Patterico's Pontifications

11/13/2005

This Time, It’s Personal — So to Hell with the Facts!

Filed under: Abortion,Judiciary — Patterico @ 9:14 am



Kate Michelman has an op-ed in this morning’s Los Angeles Times titled This time, Alito, it’s personal. I guess the fact that it’s personal frees Michelman from any constraints of accuracy.

Her piece opens this way:

LOOKING BACK more than three decades to one of the most difficult times in my life, it’s hard to say what seems more insulting: being forced to obtain my husband’s permission to have an abortion after he had just abandoned my family or — many years later — Supreme Court nominee Samuel A. Alito Jr.’s ruling that a similar requirement was not, in constitutional parlance, an “undue burden.”

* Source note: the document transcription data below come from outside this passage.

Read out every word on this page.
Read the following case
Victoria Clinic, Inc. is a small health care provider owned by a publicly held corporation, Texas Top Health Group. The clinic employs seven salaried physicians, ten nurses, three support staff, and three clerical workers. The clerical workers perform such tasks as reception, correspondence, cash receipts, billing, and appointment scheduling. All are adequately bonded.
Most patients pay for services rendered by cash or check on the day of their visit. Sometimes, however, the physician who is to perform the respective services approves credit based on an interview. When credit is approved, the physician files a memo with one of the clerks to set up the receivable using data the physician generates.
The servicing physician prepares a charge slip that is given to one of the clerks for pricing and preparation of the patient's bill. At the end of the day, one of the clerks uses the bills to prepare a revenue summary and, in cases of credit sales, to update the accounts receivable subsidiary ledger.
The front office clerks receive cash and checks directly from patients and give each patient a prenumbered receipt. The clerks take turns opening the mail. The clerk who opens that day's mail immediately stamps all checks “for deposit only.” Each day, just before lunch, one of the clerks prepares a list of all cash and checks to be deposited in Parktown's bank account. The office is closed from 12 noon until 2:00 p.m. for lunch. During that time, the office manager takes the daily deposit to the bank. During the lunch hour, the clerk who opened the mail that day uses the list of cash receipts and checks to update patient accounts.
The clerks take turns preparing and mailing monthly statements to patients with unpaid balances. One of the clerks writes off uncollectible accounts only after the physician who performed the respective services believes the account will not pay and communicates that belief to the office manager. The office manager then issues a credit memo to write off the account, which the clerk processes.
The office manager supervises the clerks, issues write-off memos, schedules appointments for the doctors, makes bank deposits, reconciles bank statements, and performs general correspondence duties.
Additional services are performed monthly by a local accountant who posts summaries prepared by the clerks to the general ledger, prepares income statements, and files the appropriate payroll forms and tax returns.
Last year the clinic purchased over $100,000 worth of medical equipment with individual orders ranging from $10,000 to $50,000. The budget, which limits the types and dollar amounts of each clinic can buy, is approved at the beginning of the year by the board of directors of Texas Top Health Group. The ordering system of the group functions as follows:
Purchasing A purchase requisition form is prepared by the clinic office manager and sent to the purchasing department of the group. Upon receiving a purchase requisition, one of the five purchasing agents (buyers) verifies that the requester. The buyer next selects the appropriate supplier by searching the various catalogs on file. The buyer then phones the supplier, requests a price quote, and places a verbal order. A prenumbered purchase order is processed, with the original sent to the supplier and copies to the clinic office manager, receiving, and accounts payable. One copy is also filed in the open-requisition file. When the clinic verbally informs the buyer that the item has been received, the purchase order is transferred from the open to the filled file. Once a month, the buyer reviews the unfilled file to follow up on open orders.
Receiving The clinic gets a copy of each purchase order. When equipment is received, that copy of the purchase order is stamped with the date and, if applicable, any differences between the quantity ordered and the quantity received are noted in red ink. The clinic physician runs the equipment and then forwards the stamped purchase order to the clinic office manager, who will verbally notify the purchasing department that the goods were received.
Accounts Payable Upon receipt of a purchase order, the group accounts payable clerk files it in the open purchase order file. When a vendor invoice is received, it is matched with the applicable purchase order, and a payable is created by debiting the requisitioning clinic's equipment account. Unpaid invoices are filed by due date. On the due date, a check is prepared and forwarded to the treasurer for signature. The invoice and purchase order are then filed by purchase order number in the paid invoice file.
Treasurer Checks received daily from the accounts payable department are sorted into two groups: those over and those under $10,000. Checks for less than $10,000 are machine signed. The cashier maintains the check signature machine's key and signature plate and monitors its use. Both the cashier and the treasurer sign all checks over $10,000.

I consider it insulting to compare a spousal notification provision, such as Alito ruled on, to a spoual consent provision, such as Michelman faced. Michelman acknowledges the distinction further down in the op-ed, but saying so up front would have detracted from the power of her opening. She continues:

In 1969 — in those distant but suddenly closer days before Roe vs. Wade — my husband deserted me and our three small daughters. After learning I was pregnant, and making the wrenchingly personal decision to have an abortion, I was forced to submit to an invasive and humiliating interrogation before a hospital review board in Pennsylvania. It ultimately gave its permission. I was in the hospital preparing for the procedure when a nurse informed me I would need my husband’s permission too. I found him a few days later and he gave it.

In the 1992 case of Casey vs. Planned Parenthood, Alito voted to uphold a Pennsylvania law requiring women to notify their husbands before having an abortion. Such a requirement, he ruled, was not an “undue burden” on most women. The vast majority of women, he noted, voluntarily discuss an abortion with their husbands, while the law provided a nominal exception for women in the most extreme circumstances, such as abusive relationships.

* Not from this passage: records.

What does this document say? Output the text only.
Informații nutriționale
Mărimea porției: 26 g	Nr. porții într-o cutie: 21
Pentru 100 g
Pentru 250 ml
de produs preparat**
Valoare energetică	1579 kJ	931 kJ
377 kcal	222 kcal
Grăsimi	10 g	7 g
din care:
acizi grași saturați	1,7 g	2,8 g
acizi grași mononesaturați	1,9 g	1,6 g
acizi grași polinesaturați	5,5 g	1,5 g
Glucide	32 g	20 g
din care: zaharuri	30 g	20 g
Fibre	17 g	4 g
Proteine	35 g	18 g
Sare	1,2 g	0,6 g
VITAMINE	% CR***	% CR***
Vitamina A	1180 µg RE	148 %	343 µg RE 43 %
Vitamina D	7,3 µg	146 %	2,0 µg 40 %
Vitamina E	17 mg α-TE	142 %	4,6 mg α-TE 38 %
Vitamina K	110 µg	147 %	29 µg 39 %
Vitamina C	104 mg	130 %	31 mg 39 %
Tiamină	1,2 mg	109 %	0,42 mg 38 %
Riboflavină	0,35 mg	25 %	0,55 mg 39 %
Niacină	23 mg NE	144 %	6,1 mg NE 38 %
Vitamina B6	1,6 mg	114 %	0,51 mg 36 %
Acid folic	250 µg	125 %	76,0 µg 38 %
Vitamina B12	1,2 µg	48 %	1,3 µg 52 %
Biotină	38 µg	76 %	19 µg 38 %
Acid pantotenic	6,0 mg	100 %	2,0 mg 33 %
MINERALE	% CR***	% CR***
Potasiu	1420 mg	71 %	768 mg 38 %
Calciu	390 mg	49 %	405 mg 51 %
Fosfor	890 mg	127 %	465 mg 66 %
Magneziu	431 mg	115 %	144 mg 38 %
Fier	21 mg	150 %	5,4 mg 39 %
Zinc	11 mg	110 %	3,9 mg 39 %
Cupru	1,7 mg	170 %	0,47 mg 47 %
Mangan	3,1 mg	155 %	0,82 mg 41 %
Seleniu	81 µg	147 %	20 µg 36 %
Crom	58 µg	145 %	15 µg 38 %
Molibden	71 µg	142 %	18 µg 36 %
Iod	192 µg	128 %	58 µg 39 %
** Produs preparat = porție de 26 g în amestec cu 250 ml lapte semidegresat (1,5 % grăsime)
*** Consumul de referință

The only women who would be burdened were all those left in the middle — women like me, women in extraordinary and individualized circumstances that neither laws nor legal standards could possibly anticipate.

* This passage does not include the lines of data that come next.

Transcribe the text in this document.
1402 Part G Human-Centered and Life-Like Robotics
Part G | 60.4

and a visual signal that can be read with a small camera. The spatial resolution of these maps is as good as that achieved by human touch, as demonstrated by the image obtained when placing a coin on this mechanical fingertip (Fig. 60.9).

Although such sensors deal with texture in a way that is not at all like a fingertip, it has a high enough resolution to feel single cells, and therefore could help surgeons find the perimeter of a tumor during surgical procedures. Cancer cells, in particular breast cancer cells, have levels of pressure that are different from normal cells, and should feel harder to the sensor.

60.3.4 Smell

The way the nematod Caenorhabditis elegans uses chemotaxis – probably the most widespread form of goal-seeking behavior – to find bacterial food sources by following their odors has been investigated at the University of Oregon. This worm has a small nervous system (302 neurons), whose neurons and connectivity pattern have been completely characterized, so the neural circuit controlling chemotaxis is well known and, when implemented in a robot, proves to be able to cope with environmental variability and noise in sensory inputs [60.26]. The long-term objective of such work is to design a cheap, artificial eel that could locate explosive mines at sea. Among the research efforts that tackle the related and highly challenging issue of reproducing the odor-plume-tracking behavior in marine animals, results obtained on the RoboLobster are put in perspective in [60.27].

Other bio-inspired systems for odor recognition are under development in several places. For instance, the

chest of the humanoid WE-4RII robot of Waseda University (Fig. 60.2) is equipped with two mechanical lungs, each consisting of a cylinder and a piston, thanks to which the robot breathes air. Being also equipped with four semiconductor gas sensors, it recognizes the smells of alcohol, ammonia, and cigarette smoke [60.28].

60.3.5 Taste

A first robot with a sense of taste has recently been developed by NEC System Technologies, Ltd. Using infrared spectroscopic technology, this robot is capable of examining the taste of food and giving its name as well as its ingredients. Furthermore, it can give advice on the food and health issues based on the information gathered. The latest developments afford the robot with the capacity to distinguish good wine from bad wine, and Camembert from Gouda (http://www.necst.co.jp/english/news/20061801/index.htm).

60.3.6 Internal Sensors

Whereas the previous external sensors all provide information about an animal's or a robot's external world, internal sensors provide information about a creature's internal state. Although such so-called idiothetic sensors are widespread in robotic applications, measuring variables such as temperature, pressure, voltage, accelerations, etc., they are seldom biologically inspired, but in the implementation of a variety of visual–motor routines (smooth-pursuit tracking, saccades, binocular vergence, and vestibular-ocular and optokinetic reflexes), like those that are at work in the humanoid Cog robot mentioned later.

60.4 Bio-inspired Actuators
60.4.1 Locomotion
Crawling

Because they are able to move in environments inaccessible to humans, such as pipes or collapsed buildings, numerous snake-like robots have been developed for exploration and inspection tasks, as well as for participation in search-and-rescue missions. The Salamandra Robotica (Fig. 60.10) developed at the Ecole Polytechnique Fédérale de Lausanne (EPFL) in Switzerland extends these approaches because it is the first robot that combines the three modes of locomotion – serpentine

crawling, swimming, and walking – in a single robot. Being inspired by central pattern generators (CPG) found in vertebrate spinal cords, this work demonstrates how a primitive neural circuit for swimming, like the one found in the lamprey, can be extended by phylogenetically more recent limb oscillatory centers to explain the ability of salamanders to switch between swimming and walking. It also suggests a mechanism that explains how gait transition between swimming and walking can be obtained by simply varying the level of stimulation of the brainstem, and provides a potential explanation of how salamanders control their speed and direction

Michelman’s only apparent “extraordinary and individualized circumstances” were that her husband had deserted her. She makes it sound as though the law made no provision for such a situation — and indeed, could not “possibly anticipate” it. Yet the law in question explicitly provided an exception in cases where the husband “cannot be found after diligent effort.” A woman needed only to sign an unnotarized statement to that effect, and did not need to provide evidence supporting her statement.

Big deal, Kate. Why didn’t you explain that to your readers? Again, because it’s “personal” — and what do the facts have to do with it, when it’s “personal”? But wait . . . I guess it’s not personal after all:

To be sure, Alito would likely say women such as me should not take his opinion personally. I don’t.

The headline writer thinks you do. And so do I.

Further evidence for my conclusion comes in Michelman’s scare tactics, making it sound as though Roe v. Wade hangs by Justice O’Connor’s vote:

But [Alito’s] potential elevation to the Supreme Court comes at a moment when privacy rights hang in the balance on an array of issues. A woman’s right to choose is the most immediately threatened among them. Many Supreme Court decisions on that topic have been decided by a single vote — Justice Sandra Day O’Connor’s. If Alito is even slightly more conservative than O’Connor — as is obviously the case — his vote would be enough to render the protections of Roe vs. Wade functionally meaningless for millions of women.

It’s hard to see how a woman’s right to choose can be “immediately” threatened when the Court currently has six solid votes in favor of that right: Ginsburg, Breyer, Stevens, Souter, Kennedy, and O’Connor. If O’Connor is replaced by Alito, and if Alito turns out to be a vote against Roe, and if Roberts is as well, that’s still 5-4 in favor of a woman’s right to choose. We would still have to replace one of the remaining five with yet another Justice opposing Roe, and then get a case to the Supreme Court that would allow that Justice to cast vote to reverse Roe.

None of this sounds very immediate, Kate.

And the fact that a distorted reading of Judge Alito’s vote in one case might offend you is not a compelling reason to filibuster a qualified candidate to the Supreme Court, as you suggest Senators should do with Alito. No matter how personally you might be offended.

UPDATE: Andrew at Confirm Them has more on Michelman’s piece.